Voorzover ik weet is er geen verband, maar ik heb er niet bijzonder veel verstand van moet ik zeggen.


----------



## Joannes

God dag, jonquiliser, 

Een heel goede vraag. En ik heb geen idee.  Maar ik heb het opgezocht. 

Het WNT maakt niet helemaal duidelijk of *geslacht* verwant is aan *slachten*. *Geslacht* blijkt afgeleid van de stam van *slaan*; van *slachten* wordt geen oorsprong vermeld, alleen (veel) oudere vormen, maar toch lijkt het niet ondenkbaar dat het woord ook van *slaan* zou zijn afgeleid (inderdaad, misschien ligt dat zelfs eerder voor de hand dan voor *geslacht *). Doch voor *slaughter* verwijst Etymonline.com naar Oudnoors **slahtr* en Protogermaans **slukhtis*. Ik denk dat we niet moeten twijfelen aan de verwantschap tussen *slachten* en *to slaughter*, dus lijkt het erop dat *geslacht* en *slachten* niet verwant zijn.

Hoe *geslacht* van *slaan* tot zijn nieuwe betekenis is gekomen blijkt een klein raadsel:
"De hoogere oorsprong van het woord, met name zijne verwantschap tot _slag_ en _slaan_, is met zekerheid niet te bepalen; het is alleen duidelijk, dat _geslacht_ oorspronkelijk eene collectieve beteekenis had, en wel allereerst eene concrete. Door geleidelijken overgang heeft het grondbegrip verschillende wijzigingen ondergaan, ten gevolge waarvan het woord in onze taal sommige andere woorden geheel of gedeeltelijk heeft verdrongen." (WNT)

Hier wordt onder andere ook gewezen op de constructie *slaan op* die in de buurt komt qua betekenis en ontwikkeling.

Het woord *slacht* kon vroeger ook 'soort' (nr. 7) betekenen, en doet dat nu nog in sommige dialecten. Ik ken het gebruik maar heb het nog nooit met eind-/t/ gehoord, eerlijk gezegd. *Slacht* werd (of wordt? -- nog nooit opgemerkt in ieder geval) in West-Vlaanderen blijkbaar ook gebruikt als een bijwoord met de betekenis 'zoals, gelijk'.


----------



## jonquiliser

Ah, tack Joannes!!  En, dank je bijzonder voor je moeite om dit op te zoeken! Heb ik het dan juist verstaan, dat het dialectale "slach[t]" ook afgeleid is van *slaan *(het lijkt overigens op de Zweedse 'slag' die juist 'soort' betekent)? Dat zou dan de mysterieuse gelijkheid tussen de twee woorden kunnen toelichten. Heel spannend, dit! 

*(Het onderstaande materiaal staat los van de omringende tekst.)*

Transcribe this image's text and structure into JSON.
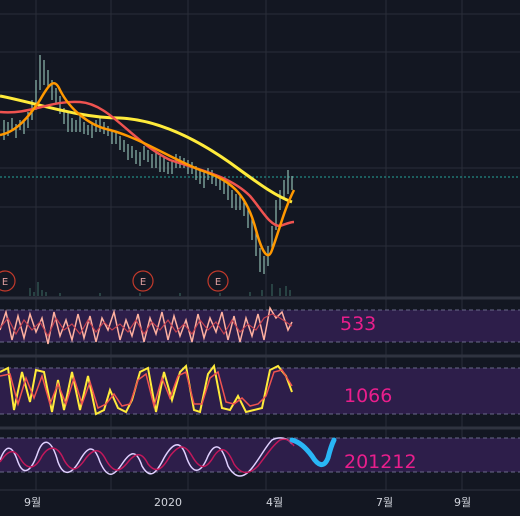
{
  "panels": {
    "indicator1_label": "533",
    "indicator2_label": "1066",
    "indicator3_label": "201212"
  },
  "x_axis": {
    "ticks": [
      "9월",
      "2020",
      "4월",
      "7월",
      "9월"
    ]
  },
  "earnings_markers": [
    "E",
    "E",
    "E"
  ],
  "colors": {
    "background": "#131722",
    "grid": "#2a2e39",
    "indicator_band": "#2d1e4a",
    "label": "#e91e8c",
    "price_dotted": "#26a69a",
    "ma_long": "#ffeb3b",
    "ma_mid": "#ef5350",
    "ma_short": "#ff9800",
    "prediction": "#29b6f6"
  }
}
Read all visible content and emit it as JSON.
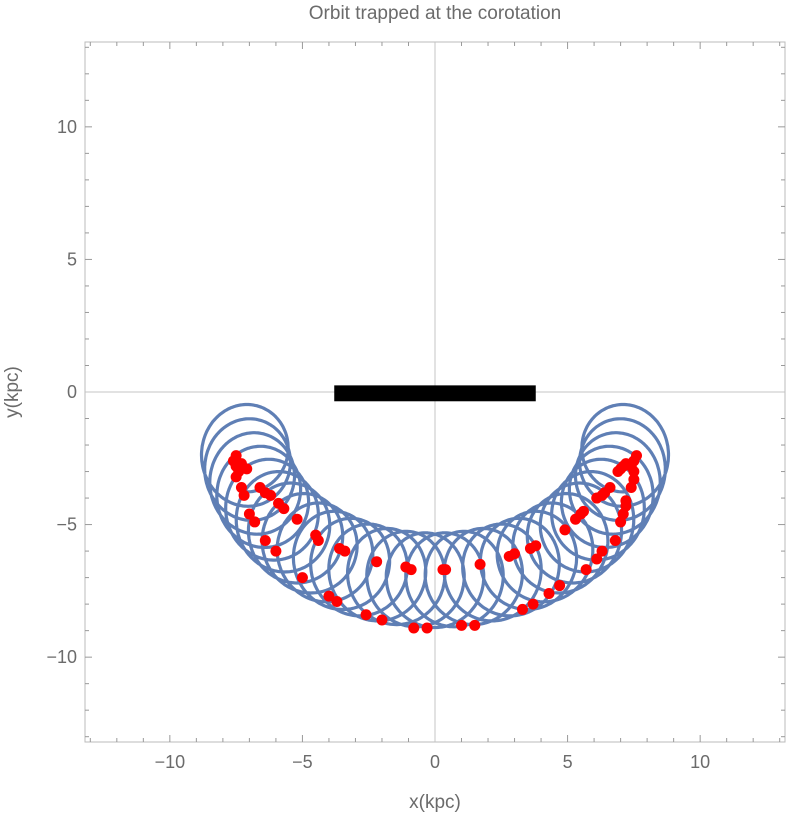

Lopes, dank je ook voor de correcties!


----------



## HKK

Ik denk dat het woord "slag" als "soort" ook in het Algemeen Nederlands bestaat. Van Dale denkt dat trouwens ook


----------



## Joannes

jonquiliser said:


> Heb ik het dan juist verstaan, dat het dialectale "slach[t]" ook afgeleid is van *slaan *(het lijkt overigens op de Zweedse 'slag' die juist 'soort' betekent)? Dat zou dan de mysterieuse gelijkheid tussen de twee woorden kunnen toelichten. Heel spannend, dit!


Jep, zo is het. Maar zoals HKK zegt, is het geen algemeen Nederlands.

Edit: Als je een frase als "van dat slag" googlet krijg je aanzienlijk veel resultaten. Zoals ik zei, heb ik *slacht* in de betekenis van 'soort' alleen maar als /slax/ gehoord. Als iemand me had gevraagd het te schrijven, had ik *slag* geschreven en niet *slach*.


----------



## HKK

Joannes, je hebt mij verkeerd gelezen  Ik zeg juist dat het wél AN is en in het woordenboek staat als "slag".


----------



## Joannes

HKK said:


> Joannes, je hebt mij verkeerd gelezen  Ik zeg juist dat het wél AN is en in het woordenboek staat als "slag".


 
Amai, inderdaad, excuus! Het wordt erg als je negaties ziet waar die er niet zijn. 

*Slag* zal de juiste, moderne spelling zijn dan. En ik neem aan dat *slacht* uitgesproken mét /t/ niet veel terug te vinden zal zijn.

(Het enige voorbeeld dat ik met Google vond voor "van dat slach" was in een tekst op de DBNL uit 1833.)


----------